Par Marie Zawisza · L'ŒIL

Le 15 décembre 2015 - 948 mots

Deux éditeurs proposent des sérigraphies d’artistes jeunes ou reconnus éditées à cent exemplaires pour cent euros. Qui a dit que l’art était nécessairement cher ?

Une sérigraphie pour 100 euros éditée à 100 exemplaires numérotés et signés ? À l’occasion du off de la Fiac, deux éditeurs – la galerie Semiose et l’atelier Tchikebe – ont proposé aux visiteurs, le premier sur Officielle, le second sur le YIA, une sélection d’artistes internationaux pointus à ce prix imbattable : Françoise Pétrovitch chez Semiose, Gilles Barbier ou Tania Mouraud chez Tchikebe, parmi les plus célèbres. « Pour la sélection des artistes, nous avons voulu être éclectiques, et mettre le projet en avant grâce à des artistes sur le devant de la scène, pour permettre au public d’en découvrir d’autres moins connus », souligne Julien Ludwig-Legardez, de l’atelier Tchikebe, à Marseille. Une occasion unique, donc, pour les néophytes de commencer une collection d’art contemporain… et pour les collectionneurs de la compléter. Un concept dans l’air du temps, puisque le marché de l’estampe (dont relève la sérigraphie, technique proche du pochoir où la couleur pure est appliquée en aplat) est en plein essor. Ce marché représente « plus d’un cinquième des lots vendus, mais seulement 3 % du volume d’affaires annuel. Ce segment dégage 244 millions de dollars cette année, soit une progression de 127 % en dix ans », indique le rapport sur le marché de l’art en 2014 d’Artprice, en précisant que « 89 % de ces œuvres se vendent pour moins de 5 000 dollars ».

L’occasion pour les éditeurs de proposer des sérigraphies, technique propulsée par Andy Warhol, pour 100 euros ? « J’ai fait en sorte que la cote n’entre pas en ligne de compte – et tous les artistes du projet ont accepté de jouer le jeu », confie Benoît Porcher, directeur de la galerie Semiose. Mais le défi est aussi technique. « Nous avons proposé un cahier des charges très précis aux artistes : trois couleurs au maximum, un format standard, le même papier pour tous… », explique Julien Ludwig-Legardez. Si les éditeurs renoncent à faire une marge importante pour ces projets, les amateurs, eux, se régalent. « Ce sont de vraies œuvres d’art, et le projet de les éditer à 100 exemplaires et de les vendre à 100 euros est un projet avant tout très joyeux. Une œuvre me plaît ? Je peux l’acheter ! », conclut Benoît Porcher. Un concept qui fait des petits puisque l’URDLA, éditeur « démocratique » d’estampes depuis 1978, installé à Villeurbanne , proposait lui aussi du 28 novembre au 23 décembre 2015 cent œuvres de cent artistes pour… cent euros !

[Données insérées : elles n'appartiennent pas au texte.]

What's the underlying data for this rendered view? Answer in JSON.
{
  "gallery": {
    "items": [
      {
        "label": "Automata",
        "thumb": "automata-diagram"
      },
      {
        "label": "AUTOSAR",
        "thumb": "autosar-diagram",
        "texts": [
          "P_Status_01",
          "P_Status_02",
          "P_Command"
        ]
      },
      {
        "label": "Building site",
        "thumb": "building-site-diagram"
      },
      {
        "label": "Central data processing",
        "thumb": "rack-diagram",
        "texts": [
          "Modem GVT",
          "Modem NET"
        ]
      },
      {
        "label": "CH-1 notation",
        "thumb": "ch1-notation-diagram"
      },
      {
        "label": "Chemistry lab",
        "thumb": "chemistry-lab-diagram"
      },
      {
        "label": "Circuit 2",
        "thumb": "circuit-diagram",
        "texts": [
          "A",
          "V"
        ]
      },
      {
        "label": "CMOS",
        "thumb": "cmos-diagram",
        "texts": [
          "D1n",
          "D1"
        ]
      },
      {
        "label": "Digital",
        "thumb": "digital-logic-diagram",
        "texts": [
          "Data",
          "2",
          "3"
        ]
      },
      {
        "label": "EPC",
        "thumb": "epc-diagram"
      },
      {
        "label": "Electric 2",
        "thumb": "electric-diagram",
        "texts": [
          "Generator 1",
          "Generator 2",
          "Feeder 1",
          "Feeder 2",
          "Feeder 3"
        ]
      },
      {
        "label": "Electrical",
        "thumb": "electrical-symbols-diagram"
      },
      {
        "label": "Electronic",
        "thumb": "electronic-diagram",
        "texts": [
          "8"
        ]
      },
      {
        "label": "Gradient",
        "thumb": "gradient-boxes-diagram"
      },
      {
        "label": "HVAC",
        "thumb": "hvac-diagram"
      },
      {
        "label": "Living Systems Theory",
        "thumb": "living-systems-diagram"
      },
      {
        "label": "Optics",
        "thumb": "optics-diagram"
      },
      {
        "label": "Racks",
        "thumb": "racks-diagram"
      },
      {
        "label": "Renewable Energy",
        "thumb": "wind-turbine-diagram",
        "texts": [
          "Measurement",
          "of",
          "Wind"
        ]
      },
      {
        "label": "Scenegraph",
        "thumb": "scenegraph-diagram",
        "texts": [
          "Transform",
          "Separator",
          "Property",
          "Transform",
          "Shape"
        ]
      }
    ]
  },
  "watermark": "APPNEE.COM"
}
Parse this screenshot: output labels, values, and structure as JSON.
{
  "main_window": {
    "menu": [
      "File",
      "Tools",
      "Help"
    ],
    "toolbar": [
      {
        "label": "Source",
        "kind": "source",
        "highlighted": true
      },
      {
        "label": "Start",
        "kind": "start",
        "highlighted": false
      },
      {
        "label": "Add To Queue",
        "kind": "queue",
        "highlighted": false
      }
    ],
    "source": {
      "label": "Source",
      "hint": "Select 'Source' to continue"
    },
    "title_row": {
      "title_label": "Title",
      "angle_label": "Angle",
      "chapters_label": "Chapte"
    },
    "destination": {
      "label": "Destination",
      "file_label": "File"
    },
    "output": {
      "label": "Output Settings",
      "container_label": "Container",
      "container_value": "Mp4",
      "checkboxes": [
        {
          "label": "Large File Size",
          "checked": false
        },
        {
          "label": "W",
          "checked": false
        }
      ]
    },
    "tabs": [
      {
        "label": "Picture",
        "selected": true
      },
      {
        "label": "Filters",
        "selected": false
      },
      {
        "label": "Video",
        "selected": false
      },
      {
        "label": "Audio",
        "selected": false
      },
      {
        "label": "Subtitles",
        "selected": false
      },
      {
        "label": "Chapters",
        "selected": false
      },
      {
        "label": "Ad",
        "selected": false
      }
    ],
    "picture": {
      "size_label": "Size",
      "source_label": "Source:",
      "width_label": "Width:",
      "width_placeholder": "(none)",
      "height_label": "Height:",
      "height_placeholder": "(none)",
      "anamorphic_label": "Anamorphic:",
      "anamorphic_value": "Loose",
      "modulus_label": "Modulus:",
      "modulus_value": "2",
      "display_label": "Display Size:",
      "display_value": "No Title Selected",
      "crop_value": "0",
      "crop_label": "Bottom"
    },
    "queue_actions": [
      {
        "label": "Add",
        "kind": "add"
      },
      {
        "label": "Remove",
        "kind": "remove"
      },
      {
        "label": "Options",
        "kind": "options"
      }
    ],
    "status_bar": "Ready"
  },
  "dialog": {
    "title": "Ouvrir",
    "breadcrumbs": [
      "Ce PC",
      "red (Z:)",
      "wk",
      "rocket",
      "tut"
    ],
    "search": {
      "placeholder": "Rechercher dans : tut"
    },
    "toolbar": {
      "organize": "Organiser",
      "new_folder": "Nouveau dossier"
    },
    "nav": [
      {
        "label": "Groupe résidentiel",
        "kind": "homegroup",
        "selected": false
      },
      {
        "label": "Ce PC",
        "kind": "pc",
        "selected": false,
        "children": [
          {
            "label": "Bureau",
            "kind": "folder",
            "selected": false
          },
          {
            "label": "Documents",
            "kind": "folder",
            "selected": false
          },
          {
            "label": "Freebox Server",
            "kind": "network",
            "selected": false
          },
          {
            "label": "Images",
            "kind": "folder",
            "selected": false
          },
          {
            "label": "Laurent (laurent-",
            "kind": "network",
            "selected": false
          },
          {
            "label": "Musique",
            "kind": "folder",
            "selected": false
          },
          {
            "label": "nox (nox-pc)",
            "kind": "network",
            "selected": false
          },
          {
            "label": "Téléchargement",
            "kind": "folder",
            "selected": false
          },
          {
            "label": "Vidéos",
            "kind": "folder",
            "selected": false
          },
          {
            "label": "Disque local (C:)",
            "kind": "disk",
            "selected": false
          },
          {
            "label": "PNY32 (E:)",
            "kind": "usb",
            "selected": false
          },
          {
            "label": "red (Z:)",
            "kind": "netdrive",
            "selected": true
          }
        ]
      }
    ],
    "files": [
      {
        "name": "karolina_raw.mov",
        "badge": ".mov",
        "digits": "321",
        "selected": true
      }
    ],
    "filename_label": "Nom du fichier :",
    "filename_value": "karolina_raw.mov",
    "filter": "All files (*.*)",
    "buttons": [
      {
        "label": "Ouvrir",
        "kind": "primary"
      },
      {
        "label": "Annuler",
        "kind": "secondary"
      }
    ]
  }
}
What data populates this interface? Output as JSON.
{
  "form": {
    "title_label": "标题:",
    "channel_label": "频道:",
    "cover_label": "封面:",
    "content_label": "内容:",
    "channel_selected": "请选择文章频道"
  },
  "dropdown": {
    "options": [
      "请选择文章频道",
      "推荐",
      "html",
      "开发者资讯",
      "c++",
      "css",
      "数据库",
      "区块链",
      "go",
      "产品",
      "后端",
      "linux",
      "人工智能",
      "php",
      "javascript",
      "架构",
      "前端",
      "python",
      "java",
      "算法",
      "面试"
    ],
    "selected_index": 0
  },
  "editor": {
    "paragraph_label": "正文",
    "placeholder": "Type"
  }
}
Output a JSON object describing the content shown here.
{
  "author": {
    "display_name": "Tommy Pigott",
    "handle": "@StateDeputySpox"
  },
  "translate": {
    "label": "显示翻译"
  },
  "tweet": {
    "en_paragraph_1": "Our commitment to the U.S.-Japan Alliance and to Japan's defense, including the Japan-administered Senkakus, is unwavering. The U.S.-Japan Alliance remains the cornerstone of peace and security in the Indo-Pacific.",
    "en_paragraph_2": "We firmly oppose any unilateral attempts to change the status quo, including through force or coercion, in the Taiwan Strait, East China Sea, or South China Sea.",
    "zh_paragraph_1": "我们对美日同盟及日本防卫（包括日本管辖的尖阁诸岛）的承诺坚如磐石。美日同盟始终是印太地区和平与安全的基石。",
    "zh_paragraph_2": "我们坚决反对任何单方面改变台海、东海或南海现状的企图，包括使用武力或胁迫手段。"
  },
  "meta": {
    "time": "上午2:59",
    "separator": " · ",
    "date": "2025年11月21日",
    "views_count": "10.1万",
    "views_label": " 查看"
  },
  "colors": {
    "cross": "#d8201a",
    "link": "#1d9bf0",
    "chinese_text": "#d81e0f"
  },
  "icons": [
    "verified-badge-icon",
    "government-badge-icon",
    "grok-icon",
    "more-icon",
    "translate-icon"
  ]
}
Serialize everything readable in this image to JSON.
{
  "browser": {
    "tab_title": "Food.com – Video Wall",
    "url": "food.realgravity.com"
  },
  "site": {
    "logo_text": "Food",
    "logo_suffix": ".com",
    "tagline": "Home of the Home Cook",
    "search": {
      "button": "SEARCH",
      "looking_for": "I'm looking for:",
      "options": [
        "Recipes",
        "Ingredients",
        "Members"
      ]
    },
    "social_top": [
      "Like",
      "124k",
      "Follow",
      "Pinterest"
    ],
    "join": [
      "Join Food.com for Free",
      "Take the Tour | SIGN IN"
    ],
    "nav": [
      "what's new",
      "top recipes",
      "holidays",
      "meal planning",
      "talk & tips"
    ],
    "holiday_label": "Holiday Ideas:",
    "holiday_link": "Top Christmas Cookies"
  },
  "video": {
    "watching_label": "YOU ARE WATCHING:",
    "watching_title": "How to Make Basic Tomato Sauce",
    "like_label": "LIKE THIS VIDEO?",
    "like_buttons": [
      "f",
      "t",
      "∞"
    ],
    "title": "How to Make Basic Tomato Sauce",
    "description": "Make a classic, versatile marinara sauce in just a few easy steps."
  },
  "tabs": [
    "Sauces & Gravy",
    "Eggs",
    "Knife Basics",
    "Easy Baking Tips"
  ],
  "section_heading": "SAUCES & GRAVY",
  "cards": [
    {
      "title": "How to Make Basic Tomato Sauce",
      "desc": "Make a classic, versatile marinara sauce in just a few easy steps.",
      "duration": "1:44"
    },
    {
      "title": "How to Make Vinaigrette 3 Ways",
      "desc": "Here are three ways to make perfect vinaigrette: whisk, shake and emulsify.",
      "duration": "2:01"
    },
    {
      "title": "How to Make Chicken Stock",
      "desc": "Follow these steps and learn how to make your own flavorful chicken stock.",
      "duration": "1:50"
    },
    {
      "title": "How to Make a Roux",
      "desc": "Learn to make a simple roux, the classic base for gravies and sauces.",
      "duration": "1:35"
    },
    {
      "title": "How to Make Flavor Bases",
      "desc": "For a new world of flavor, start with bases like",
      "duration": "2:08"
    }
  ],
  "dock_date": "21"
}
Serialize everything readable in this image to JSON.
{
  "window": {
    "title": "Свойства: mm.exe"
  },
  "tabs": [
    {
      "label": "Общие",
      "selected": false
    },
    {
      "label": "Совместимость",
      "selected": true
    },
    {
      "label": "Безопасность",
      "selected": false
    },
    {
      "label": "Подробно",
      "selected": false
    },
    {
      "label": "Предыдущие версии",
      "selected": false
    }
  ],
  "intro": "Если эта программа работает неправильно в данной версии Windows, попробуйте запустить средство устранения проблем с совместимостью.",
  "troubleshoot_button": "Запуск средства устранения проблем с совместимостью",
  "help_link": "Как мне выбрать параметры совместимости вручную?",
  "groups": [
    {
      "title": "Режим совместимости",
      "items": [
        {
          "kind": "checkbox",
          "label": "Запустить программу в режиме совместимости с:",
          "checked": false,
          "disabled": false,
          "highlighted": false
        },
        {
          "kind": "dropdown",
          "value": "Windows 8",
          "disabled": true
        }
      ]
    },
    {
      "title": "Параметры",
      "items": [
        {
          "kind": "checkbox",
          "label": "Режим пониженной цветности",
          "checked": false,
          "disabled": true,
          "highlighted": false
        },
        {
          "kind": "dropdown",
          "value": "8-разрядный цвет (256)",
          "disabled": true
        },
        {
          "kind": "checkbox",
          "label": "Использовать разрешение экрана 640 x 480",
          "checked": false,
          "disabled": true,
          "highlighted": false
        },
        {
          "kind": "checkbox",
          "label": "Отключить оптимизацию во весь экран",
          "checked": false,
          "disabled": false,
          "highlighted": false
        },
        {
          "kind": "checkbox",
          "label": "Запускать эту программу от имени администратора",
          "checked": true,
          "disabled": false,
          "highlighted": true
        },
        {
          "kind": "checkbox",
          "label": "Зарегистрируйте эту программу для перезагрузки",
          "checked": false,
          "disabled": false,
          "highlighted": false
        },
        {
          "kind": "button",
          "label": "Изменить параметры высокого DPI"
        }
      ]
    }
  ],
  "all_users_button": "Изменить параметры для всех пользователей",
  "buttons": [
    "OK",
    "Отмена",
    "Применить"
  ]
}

Nicolas Boulard Du fromage au concept
Des fromages ou des formes géométriques ? Les deux – d’autant plus que ces mots sont issus de la même famille étymologique. À travers cette sérigraphie, l’artiste Nicolas Boulard, qui puise son inspiration dans les terroirs et ses savoir-faire, s’inscrit avec humour dans la veine de Sol LeWitt, maître de l’estampe : pour ce pionnier de l’art minimal et conceptuel, cette technique établissait une distance entre l’idée de l’artiste et sa manifestation plastique.
Galerie Semiose : Nicolas Boulard, 6 plans de découpe de fromage – cercle, carré, pyramide, cœur, part, bleu, sérigraphie sur papier Rivoli en une couleur, édition de 100 exemplaires signés et numérotés 70 x 50 cm, 2015.

Julien Berthier Rehaussé à la main
Cette pièce représente un circuit électronique ; sous chaque secteur, les parties, en rapport avec la psychologie humaine (joie, tristesse…), ont été nommées à la main avant d’être imprimées. À un endroit, une coupure. Là, l’artiste a tenu à marquer lui-même, au stylo-feutre rouge « The Reason Why Things Never Work as Planned » (« La raison pour laquelle les choses ne fonctionnent jamais comme prévu »). « Beaucoup de personnes ont eu un coup de cœur pour cette pièce, qui leur évoquait leur propre vie, et l’ont achetée même s’ils découvraient l’artiste », remarque Julien Ludwig-Legardez.
Atelier Tchikebe : Julien Berthier, The Reason Why Things Never Work as Planned, sérigraphie sur Rivoli 300 g, rehaussée à la main par l’artiste 70 x 50 cm, édition de 100 exemplaires signés et numérotés, 2015.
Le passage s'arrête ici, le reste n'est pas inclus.